5.2.3. La invalidación puede exorarla cualquier persona a la que asista un interés legítimo, así como el Ministerio Público en protección de la ley, al aplicarse, por analogía, las reglas de la nulidad absoluta en negocios civiles, y podrá declararse de oficio por el juez cognoscente siempre que el vicio aparezca de manifiesto en el acto o contrato.
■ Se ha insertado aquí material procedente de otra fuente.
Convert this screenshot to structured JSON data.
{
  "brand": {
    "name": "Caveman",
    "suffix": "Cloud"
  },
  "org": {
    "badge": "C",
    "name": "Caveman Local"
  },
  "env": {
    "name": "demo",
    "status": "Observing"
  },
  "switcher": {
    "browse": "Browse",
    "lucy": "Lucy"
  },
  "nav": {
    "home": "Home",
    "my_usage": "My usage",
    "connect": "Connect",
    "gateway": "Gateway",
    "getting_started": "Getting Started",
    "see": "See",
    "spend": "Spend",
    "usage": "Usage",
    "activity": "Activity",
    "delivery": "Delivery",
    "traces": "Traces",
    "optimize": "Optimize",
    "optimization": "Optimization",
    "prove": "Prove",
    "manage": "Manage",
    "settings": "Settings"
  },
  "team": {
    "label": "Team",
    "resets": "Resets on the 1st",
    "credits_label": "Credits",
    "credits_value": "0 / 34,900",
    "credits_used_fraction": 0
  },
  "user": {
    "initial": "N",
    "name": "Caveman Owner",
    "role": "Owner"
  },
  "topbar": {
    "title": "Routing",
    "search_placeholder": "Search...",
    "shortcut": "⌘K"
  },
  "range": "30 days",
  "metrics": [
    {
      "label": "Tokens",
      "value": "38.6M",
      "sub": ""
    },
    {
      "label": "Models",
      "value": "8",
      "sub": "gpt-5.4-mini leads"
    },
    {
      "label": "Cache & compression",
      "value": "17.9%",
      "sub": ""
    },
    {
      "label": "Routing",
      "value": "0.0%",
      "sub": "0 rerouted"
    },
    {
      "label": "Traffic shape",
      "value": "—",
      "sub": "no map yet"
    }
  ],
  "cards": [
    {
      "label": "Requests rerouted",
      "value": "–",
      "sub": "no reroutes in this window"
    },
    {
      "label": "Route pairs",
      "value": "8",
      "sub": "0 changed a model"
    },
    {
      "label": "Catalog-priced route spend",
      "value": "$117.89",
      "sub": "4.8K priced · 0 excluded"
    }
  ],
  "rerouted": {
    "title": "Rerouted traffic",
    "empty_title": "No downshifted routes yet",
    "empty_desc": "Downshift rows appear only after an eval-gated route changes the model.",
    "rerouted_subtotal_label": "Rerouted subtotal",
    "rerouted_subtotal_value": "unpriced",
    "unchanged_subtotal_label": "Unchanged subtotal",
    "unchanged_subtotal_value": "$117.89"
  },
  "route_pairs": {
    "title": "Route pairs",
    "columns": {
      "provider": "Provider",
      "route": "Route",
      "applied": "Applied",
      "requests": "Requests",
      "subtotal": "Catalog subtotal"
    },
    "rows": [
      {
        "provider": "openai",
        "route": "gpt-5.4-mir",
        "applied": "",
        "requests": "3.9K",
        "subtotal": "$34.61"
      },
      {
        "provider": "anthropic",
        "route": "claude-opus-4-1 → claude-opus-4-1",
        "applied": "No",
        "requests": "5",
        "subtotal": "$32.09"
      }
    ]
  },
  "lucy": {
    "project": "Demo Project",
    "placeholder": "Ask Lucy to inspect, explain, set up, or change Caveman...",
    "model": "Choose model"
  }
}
En ese sentido, esta colegiatura, recientemente, ha recordado que la facultad del juez de declarar la nulidad absoluta de un negocio jurídico consagrada en el artículo 2° de la Ley 50 de 1936 no es ilimitada, pues «{n}o por ser una declaración oficiosa el juez queda autorizado para formularla con prescindencia y menoscabo del derecho primordial de defensa» (G.J. t. XLVII pg. 238), doctrina esta por cierto reiterada en múltiples oportunidades posteriores tal como lo pone de manifiesto la sentencia del 27 de febrero de 1982 en la que se dijo: «tradicionalmente la doctrina de la Corte viene afirmando que el poder excepcional que al fallador le concede la ley para declarar de oficio la nulidad absoluta, no es irrestricto, panorámico o ilimitado, sino que, por el contrario se encuentra condicionado a la concurrencia de las tres circunstancias siguientes: 1a. Que la nulidad aparezca de manifiesto en el acto o contrato. 2a. Que el acto o contrato haya sido invocado en el litigio como fuente de derechos y obligaciones para las partes, y 3a. Que al litigio concurran, en calidad de partes, las personas que intervinieron en la celebración de aquel o sus causahabientes, en guarda del postulado de que la nulidad de una convención, en su totalidad, no puede declararse, sino con la audiencia de todos los que la celebraron» (G.J. t. CLXV)» (CSJ SC5185-2020, 18 dic., rad. 2016-00214-01, reiterando la providencia CSJ SC 10 oct. 2005, rad. 4541).
Y añadió:
La irregularidad, por supuesto, debe aparecer nítida, clara, sin lugar a ninguna clase de interpretación. La razón estriba en que se trata de un control de legalidad excepcional de la actividad negocial en procura de proteger la autonomía de la voluntad de las partes y la estabilidad jurídica en los actos que celebran los particulares. Si el defecto sustancial es ostensible y directo en el contenido del acto o contrato, independiente de otros elementos de juicio, se entiende que es conocido de los sujetos en contienda y que nada habría para investigar o contraprobar. En tal caso, la declaración inquisitiva no pondría en entredicho los derechos fundamentales de defensa y contradicción.
En cambio, esas garantías se verían menoscabadas cuando la falta constitutiva de nulidad absoluta debe ser auscultada en otros medios de convicción. La pesquisa probatoria, por sí, implica amplio debate y la posibilidad de aducir pruebas en contrario. Esto quedaría menguado cuando la decisión, sin más, deviene sorpresiva o súbita de la jurisdicción. La nulidad absoluta, en definitiva, estaría adoptándose a espaldas de quienes tienen interés en la subsistencia del respectivo acto o contrato.13
Desde luego que esa facultad oficiosa no es ajena a los asuntos mercantiles, pues dado que el compendio mercantil no se ocupa de prescribir los efectos concretos de cada una de las categorías de invalidez allí previstas, es procedente recurrir a las pautas que gobiernan ese tema en la legislación civil, en virtud de la remisión normativa establecida en la pauta 822 del estatuto comercial, a cuyo tenor “los principios que gobiernan la formación de los actos y contratos y las obligaciones de derecho civil, sus efectos, interpretación, modo de extinguirse, anularse o rescindirse, serán aplicables a las obligaciones y negocios jurídicos mercantiles, a menos que la ley establezca otra cosa”.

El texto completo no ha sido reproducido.